Homeless charity hands out eviction notices to its own tenants

St Mungo's homeless charity has served some of its tenants with section 21 notices
St Mungo's homeless charity has served some of its tenants with section 21 notices
Natalie Bloomer By

A leading homeless charity has come under fire after handing out eviction notices to tenants living in properties it owns in the capital.

St Mungo's, who carry out a number of homeless services in the capital, own 24 flats in South London. They are now reviewing the tenancies of 14 of those.

Tenants of the flats say they were asked by the charity to attend their offices, where they were then handed section 21 eviction notices - the first step in eviction procedures.

"I'm so stressed out about this," one person, who didn't wish to be named, told Politics.co.uk. "I've got no place to go, but St Mungo's have basically told me that I have outstayed my welcome."

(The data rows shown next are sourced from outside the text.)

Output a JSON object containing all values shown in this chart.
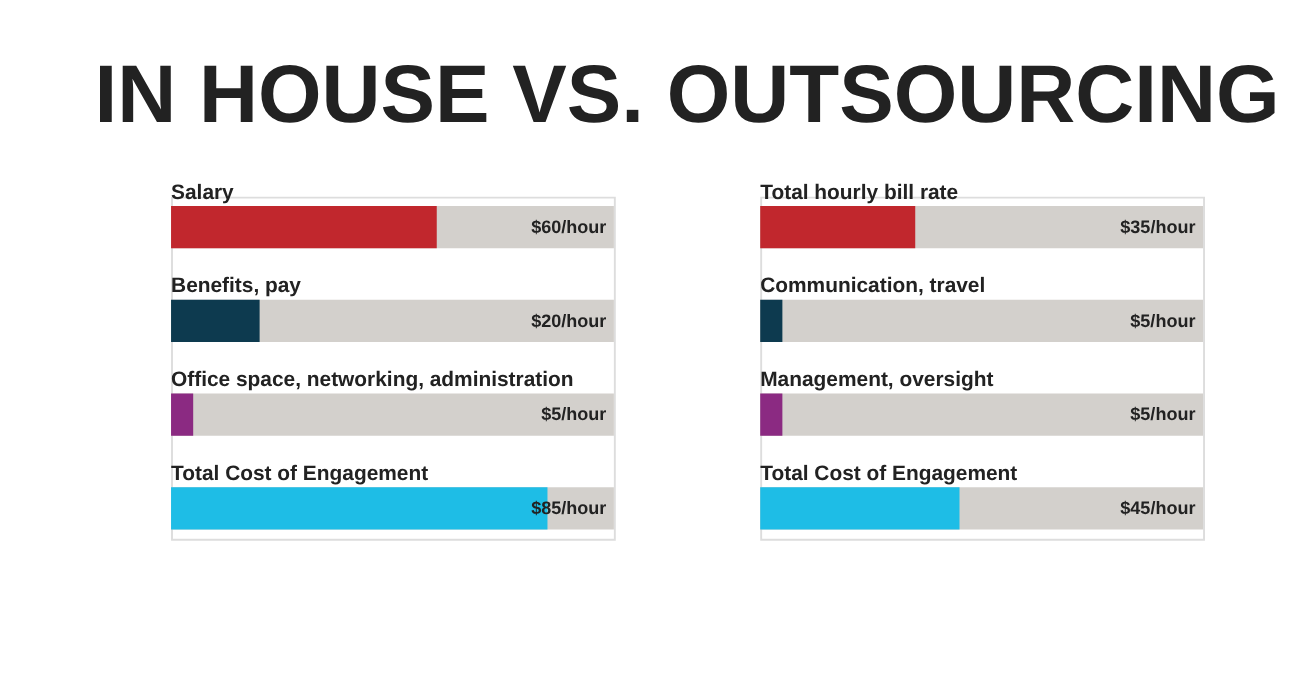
{
  "chart_data": [
    {
      "type": "bar",
      "title": "IN HOUSE VS. OUTSOURCING",
      "orientation": "horizontal",
      "categories": [
        "Salary",
        "Benefits, pay",
        "Office space, networking, administration",
        "Total Cost of Engagement"
      ],
      "values": [
        60,
        20,
        5,
        85
      ],
      "colors": [
        "#c1272d",
        "#0d3a4f",
        "#8b2a82",
        "#1ebde6"
      ],
      "value_labels": [
        "$60/hour",
        "$20/hour",
        "$5/hour",
        "$85/hour"
      ],
      "xlim": [
        0,
        100
      ],
      "tick_labels": false,
      "legend": false,
      "grid": false
    },
    {
      "type": "bar",
      "orientation": "horizontal",
      "categories": [
        "Total hourly bill rate",
        "Communication, travel",
        "Management, oversight",
        "Total Cost of Engagement"
      ],
      "values": [
        35,
        5,
        5,
        45
      ],
      "colors": [
        "#c1272d",
        "#0d3a4f",
        "#8b2a82",
        "#1ebde6"
      ],
      "value_labels": [
        "$35/hour",
        "$5/hour",
        "$5/hour",
        "$45/hour"
      ],
      "xlim": [
        0,
        100
      ],
      "tick_labels": false,
      "legend": false,
      "grid": false
    }
  ]
}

"They told me to go to the local council for help. I have done that, but they've told me I would not be classed as in priority need to be housed."

A group of tenants met with housing activists and members of the local branch of Unite last night, to discuss their next move. They say they will stay at the property until the bailiffs are sent in to force them out and have set up a petition against the evictions.

The flats, which are on a St Mungo's run site in Lewisham, were originally set up as semi-independent flats for people from the borough in work, or in pre-employment programmes. Some of the residents have lived there for almost six years.

The chair of the Lewisham Town Hall Unite branch, Nick Long, attended a pre-planning meeting with St Mungo's about their plans, but said the charity offered no alternative accommodation or real support to the tenants.

"They were basically just told to present at the homeless department at the council," he said.

"We're very concerned about what is going to happen to these people, many won't be picked up as being in priority need."

St Mungo's say that they are reviewing the tenancies because some of the residents' situations have changed since they first moved in.

The regional director for St Mungo's, Kellie Murphy, said:

"Each individual situation is different and we have offered, and are currently holding, one-to-one meetings with residents to see how we can move forward. No tenancies will end in November as a result of these section 21 letters. Rather, we want to agree with people their personal tenancy situation and plan next steps, if appropriate, from there."

This comes the day after Politics.co.uk revealed that St Mungo's are accused of being 'complicit' in the deportations of EU rough sleepers.

Documents suggest the charity co-operated with forced deportations from the UK, after being commissioned by former mayor Boris Johnson to work on his plan to eradicate rough sleeping in the capital.